No início do mais amplo alargamento da história da Europa comunitária, muitos se perguntam sobre os efeitos que a adesão simultânea de dez novos Estados terá no perfil da União, tal como hoje a conhecemos.
Os alargamentos, desde a comunidade inicial dos “6”, nunca foram neutros para a identidade do projecto. Em 1973, a entrada da Dinamarca e do Reino Unido trouxe os primeiros países com um espírito europeu algo reticente, que, até hoje, sempre limitou os passos integradores (de Schengen ao euro). A entrada da Irlanda nesse ano, seguida da Grécia (1981) e de Portugal e Espanha (1986), abriram à “Europa pobre” um clube de países ricos, obrigando à adopção de políticas de coesão destinadas a tentar equilibrar o tecido sócio-económico de regiões europeias cada vez mais diversas e, ao mesmo tempo, garantir as condições para o florescimento do novo mercado interno. Em 1990, teve lugar um “alargamento” de que ninguém fala: a absorção da antiga RDA pela Alemanha federal, com impactos económico-financeiros sérios, com consequências de monta nos “12”, por virtude da subida das taxas de juro forçada pelo Bundesbank. Finalmente, em 1995, a entrada da Áustria, Finlândia e Suécia, se não conduziu a um desvio do padrão médio de desenvolvimento dominante, provocou, no entanto, o reforço do pilar neutralista (de que só a Irlanda era então exemplo), tornando mais complexo o caminho para uma dimensão europeia de Segurança e Defesa.
A Europa comunitária muda, assim, de qualidade cada vez que se alarga. O que devemos esperar deste novo alargamento? Sublinho três aspectos.
O primeiro para notar que este conjunto de Estados tem, na sua generalidade, um desenvolvimento médio inferior ao da União a “15”, se bem que, numa perspectiva dinâmica, traga interessantes taxas potenciais de produtividade e crescimento, por virtude dos seus níveis educacionais, da flexibilidade laboral e da ânsia em se mostrarem apelativos para o investimento externo. A responder a esta realidade, muito diferenciada no curto prazo, os novos membros não vão, porém, encontrar uma UE à altura de algumas das esperanças criadas. Com efeito, cedo se verificou que, se o objectivo fosse prolongar na Europa a “25” o tecido de políticas da Europa a “15”, a pressão sobre o orçamento seria incompatível com o grau de generosidade que os contribuintes líquidos estão dispostos a assumir. Assim, o caminho para uma Europa dualista é, cada vez mais e por muito tempo, a perspectiva realista, com tudo o que isso significa de frustração de expectativas.

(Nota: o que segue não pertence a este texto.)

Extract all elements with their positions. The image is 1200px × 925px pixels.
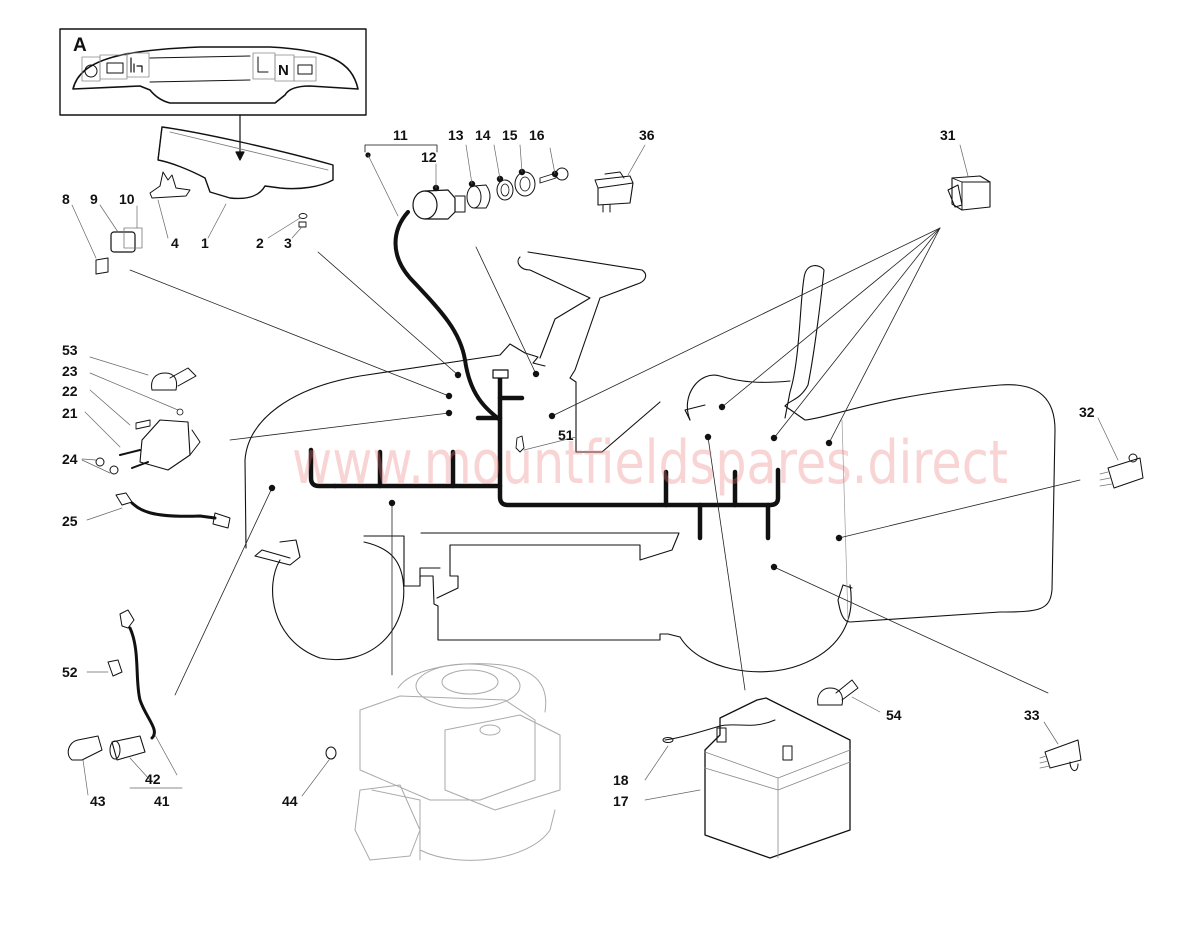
rocker-switch-part (594, 171, 634, 213)
part-label-32[interactable]: 32 (1079, 404, 1095, 420)
part-label-12[interactable]: 12 (421, 149, 437, 165)
nut-part (298, 221, 307, 228)
part-label-33[interactable]: 33 (1024, 707, 1040, 723)
part-label-10[interactable]: 10 (119, 191, 135, 207)
leader-lines (129, 227, 1081, 696)
neutral-indicator-label: N (278, 62, 289, 79)
part-label-18[interactable]: 18 (613, 772, 629, 788)
part-label-51[interactable]: 51 (558, 427, 574, 443)
nut-15-part (514, 171, 536, 197)
part-label-42[interactable]: 42 (145, 771, 161, 787)
nut-24a-part (95, 457, 105, 467)
part-label-2[interactable]: 2 (256, 235, 264, 251)
cable-clip-part (515, 435, 525, 453)
part-label-23[interactable]: 23 (62, 363, 78, 379)
nut-44-part (325, 746, 337, 760)
lamp-lead-part (119, 609, 156, 740)
part-label-21[interactable]: 21 (62, 405, 78, 421)
parking-brake-icon (81, 56, 101, 82)
part-label-3[interactable]: 3 (284, 235, 292, 251)
battery-icon (293, 56, 317, 82)
pto-icon (126, 52, 150, 78)
terminal-cover-53-part (151, 367, 197, 391)
part-label-1[interactable]: 1 (201, 235, 209, 251)
micro-switch-33-part (1039, 739, 1082, 771)
wiring-harness (308, 374, 781, 541)
nut-23-part (176, 408, 184, 416)
part-label-14[interactable]: 14 (475, 127, 491, 143)
ignition-cable (393, 210, 502, 422)
bracket-11 (364, 144, 438, 153)
part-label-4[interactable]: 4 (171, 235, 179, 251)
battery-strap-part (664, 719, 776, 741)
part-label-24[interactable]: 24 (62, 451, 78, 467)
part-label-41[interactable]: 41 (154, 793, 170, 809)
bulb-part (67, 735, 103, 761)
part-label-8[interactable]: 8 (62, 191, 70, 207)
part-label-16[interactable]: 16 (529, 127, 545, 143)
dashboard-panel-outline (72, 46, 359, 104)
relay-part (110, 231, 136, 253)
micro-switch-32-part (1099, 453, 1144, 489)
seat-switch-icon (252, 52, 276, 80)
part-label-11[interactable]: 11 (393, 127, 408, 143)
bezel-part (466, 184, 491, 209)
solenoid-part (119, 419, 201, 471)
part-label-43[interactable]: 43 (90, 793, 106, 809)
lamp-holder-part (109, 735, 146, 761)
bracket-part (149, 171, 191, 199)
part-label-36[interactable]: 36 (639, 127, 655, 143)
part-label-52[interactable]: 52 (62, 664, 78, 680)
fuel-level-icon (99, 54, 128, 80)
terminal-cover-54-part (817, 679, 859, 706)
washer-part (298, 213, 308, 219)
connection-dots (268, 370, 843, 571)
detail-panel-a (59, 28, 367, 116)
part-label-31[interactable]: 31 (940, 127, 956, 143)
dashboard-cover-part (157, 126, 334, 200)
part-label-44[interactable]: 44 (282, 793, 298, 809)
part-label-13[interactable]: 13 (448, 127, 464, 143)
tractor-outline (244, 251, 1056, 673)
part-label-17[interactable]: 17 (613, 793, 629, 809)
part-label-53[interactable]: 53 (62, 342, 78, 358)
harness-connector (492, 369, 509, 379)
nut-24b-part (109, 465, 119, 475)
part-label-15[interactable]: 15 (502, 127, 518, 143)
battery-part (704, 697, 851, 859)
detail-panel-letter: A (73, 35, 87, 56)
part-label-9[interactable]: 9 (90, 191, 98, 207)
wire-lead-part (115, 492, 231, 529)
screw-part (135, 419, 151, 430)
fuse-part (95, 257, 109, 275)
engine-part (354, 663, 561, 861)
part-label-22[interactable]: 22 (62, 383, 78, 399)
safety-switch-part (947, 175, 991, 211)
part-label-25[interactable]: 25 (62, 513, 78, 529)
washer-14-part (496, 179, 514, 201)
clip-part (107, 659, 123, 677)
part-label-54[interactable]: 54 (886, 707, 902, 723)
ignition-switch-part (412, 189, 466, 220)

Um segundo aspecto é de natureza mais política e prende-se com a atitude e o posicionamento geo-estratégico dos novos aderentes. Descontada a incógnita da importação da crise cipriota, entre os novos Estados conta-se um país profundamente neutralista (Malta) e um grupo de oito antigas “democracias populares”. Para estes últimos, a adesão à segurança “soft” da União não prevalece sobre a prioridade que dão à sua pertença à NATO, o mesmo é dizer ao interesse em manterem e reforçarem os laços com os EUA, perante quem têm um visível reconhecimento histórico. O impacto sobre os equilíbrios da Política Externa e de Segurança Comum (PESC) não será despiciendo, quer na leitura do laço transatlântico, quer no saldo de uma não ultrapassada tensão traumática com a Rússia. De igual modo, a aposta na segurança “hard” da NATO dificilmente tornará tais Estados entusiastas no caminho para uma Política Europeia de Segurança e Defesa (PESD), que vêem como potencialmente detrimental para a coesão da Aliança.
Finalmente, um último aspecto liga-se à questão da liberdade de circulação no espaço da União alargada. Paira sobre este alargamento, em alguns países dos “15”, a ideia de que se poderá estar a “importar” insegurança, seja pelo aumento súbito do fluxo legal de mão-de-obra, com impactos nos equilíbrios económico-sociais nacionais, seja pela facilitação da imigração clandestina de terceiros países e, por essa via, de abertura a vagas de criminalidade ou à geração de bolsas de tensão étnica. Num tempo de preocupações securitárias quase obsessivas, por vezes assentes em doutrinas de raiz xenófoba e nacionalista, serão essenciais muita pedagogia e políticas públicas de raiz comunitária ou intergovernamental destinadas a assegurar a tranquilidade dos cidadãos da União e a limitar os seus legítimos receios.
A nova Europa que aí vem comporta mais riscos e muitas mais incógnitas. Esse será o preço a pagar pela aposta nesta reunificação política, num espaço alargado de liberdade, de progresso e de estabilidade. Quem não entender isto não terá nunca a razão estratégica do seu lado.